The exact cause of interstitial cystitis is unknown, but many factors are likely to contribute. For example, People with interstitial cystitis can also have a defect in the protective lining (epithelium) of the bladder. A leak in the epithelium can cause toxic substances in the urine to irritate your bladder wall. Others possible, but not proven Factors include an autoimmune reaction, heredity, infection, or allergy.

These Factors are linked to a higher risk of interstitial cystitis::

  • Up to 90% of people with IC are women. Symptoms in men look like interstitial cystitis, but they are usually associated with inflammation of the prostate (prostatitis).
  • Skin and hair color. To have light skin and red hair has been associated with a higher risk of interstitial cystitis.
  • Most of the people with interstitial cystitis are diagnosed during their 30s or older.
  • Existing chronic pain disorder.

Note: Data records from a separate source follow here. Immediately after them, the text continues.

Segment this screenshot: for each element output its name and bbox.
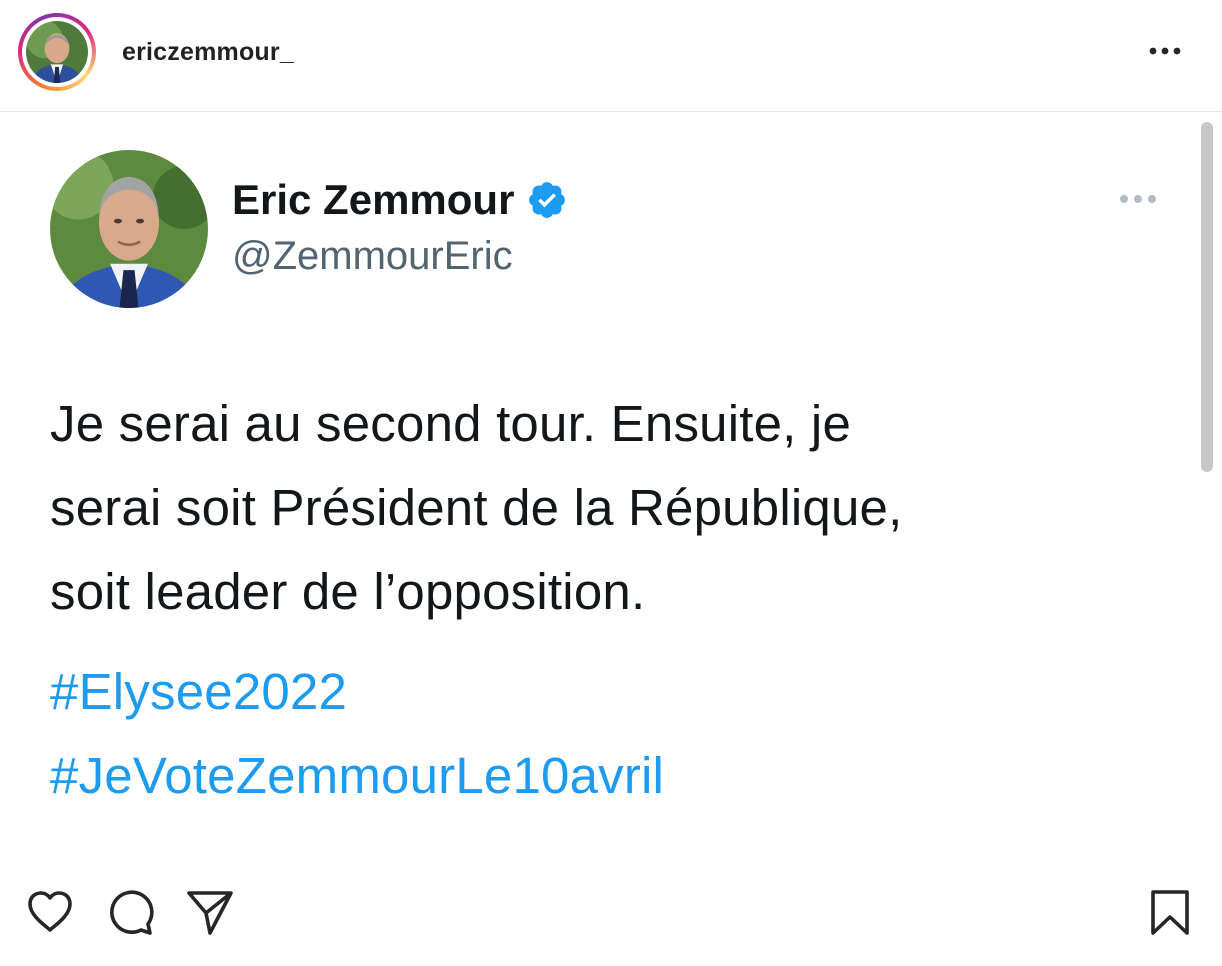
profile-username[interactable]: ericzemmour_ <box>122 38 294 67</box>
tweet-text-line: soit leader de l’opposition. <box>50 563 646 620</box>
bookmark-icon[interactable] <box>1144 886 1196 938</box>
hashtag-jevotezemmour: #JeVoteZemmourLe10avril <box>50 747 665 804</box>
tweet-text-line: serai soit Président de la République, <box>50 479 903 536</box>
verified-badge-icon <box>526 179 568 221</box>
more-options-icon[interactable] <box>1140 36 1190 66</box>
hashtag-elysee2022: #Elysee2022 <box>50 663 348 720</box>
scrollbar[interactable] <box>1201 122 1213 472</box>
heart-icon[interactable] <box>24 886 76 938</box>
tweet-text: Je serai au second tour. Ensuite, je ser… <box>50 382 1160 634</box>
post-header: ericzemmour_ <box>0 0 1222 112</box>
paper-plane-icon[interactable] <box>184 886 236 938</box>
post-action-bar <box>0 880 1222 950</box>
tweet-hashtags: #Elysee2022 #JeVoteZemmourLe10avril <box>50 650 1160 818</box>
tweet-avatar-photo <box>50 150 208 308</box>
author-name-text: Eric Zemmour <box>232 176 515 223</box>
tweet-author-avatar <box>50 150 208 308</box>
tweet-more-icon <box>1114 186 1162 212</box>
avatar-photo <box>26 21 88 83</box>
tweet-text-line: Je serai au second tour. Ensuite, je <box>50 395 852 452</box>
profile-avatar[interactable] <box>18 13 96 91</box>
tweet-author-handle: @ZemmourEric <box>232 234 513 278</box>
comment-icon[interactable] <box>104 886 156 938</box>
tweet-author-name: Eric Zemmour <box>232 176 568 224</box>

Interstitial cystitis can be linked to other chronic pain disorders such as irritable bowel syndrome or fibromyalgia.

Interstitial cystitis can lead to a number of complicationsincluding:

  • Reduced bladder capacity. Interstitial cystitis can cause the wall of the bladder to stiffen, making your bladder less able to hold urine.
  • Lower quality of life. Frequent urination and pain can interfere with social activities, work, and other activities of daily living.
  • Problems with sexual intimacy. Frequent urination and pain can strain your personal relationships, and sexual intimacy can suffer.
  • Emotional problems. The chronic pain and sleep disorders associated with interstitial cystitis can cause emotional stress and lead to depression.

While there is no real cure for IC in conventional medicineSymptoms tend to subside temporarily over time. Conventional treatment is mainly used to relieve symptoms and may include physical therapy, NSAIDs, antidepressants, and certain pharmaceutical products that do Coat the bladder epithelium to help with inflammation. Surgery is usually not an option.

According to Chinese medicine …

According to Chinese medicine, not all people who develop IC get the disease from the same causes. Acupuncture and traditional Chinese medicine correct imbalances in the body and reset the body to make it healthy again. I like to think of this as pressing the reset button. In the treatment of interstitial cystitis, acupuncture can reduce the pain, frequency, and discomfort associated with urination, as well as the stress associated with it.
Common imbalances in interstitial cystitis are Qi weakness, Qi stagnation (lack of Qi circulation) and heat. It is not uncommon for people to have more than one of these imbalances, and it is important to identify which imbalance is specific to your situation in order to better control the course of treatment. For this reason, it is important on the first visit to take a detailed history of your symptoms to get a clear picture of what you are experiencing.

Imbalances correlate with certain symptoms. For example, people with a weak qi or lack of energy are often tired and have digestive problems. People with qi weakness may urinate frequently, urinate at night, and have a feeling of fullness in the abdomen. Qi stagnation is a lack of energy circulation and can cause pain, gas, and muscle cramps. Heat in the body can lead to dryness, burning urination, abnormal sweating, stiff joints, and headaches.

Other relevant symptoms in developing a specific and effective course of treatment for IC include muscle tension in the pelvis, back, abdomen, and legs. This is where dry needling can be so effective. Trigger points in the gluteus maximus and medius, in the adductor magnus and in the illopsoas are taken into account as they can cause pain in the pelvic floor. Another common symptom of IC is sacroiliac joint dysfunction, which can also be an important factor in treatment.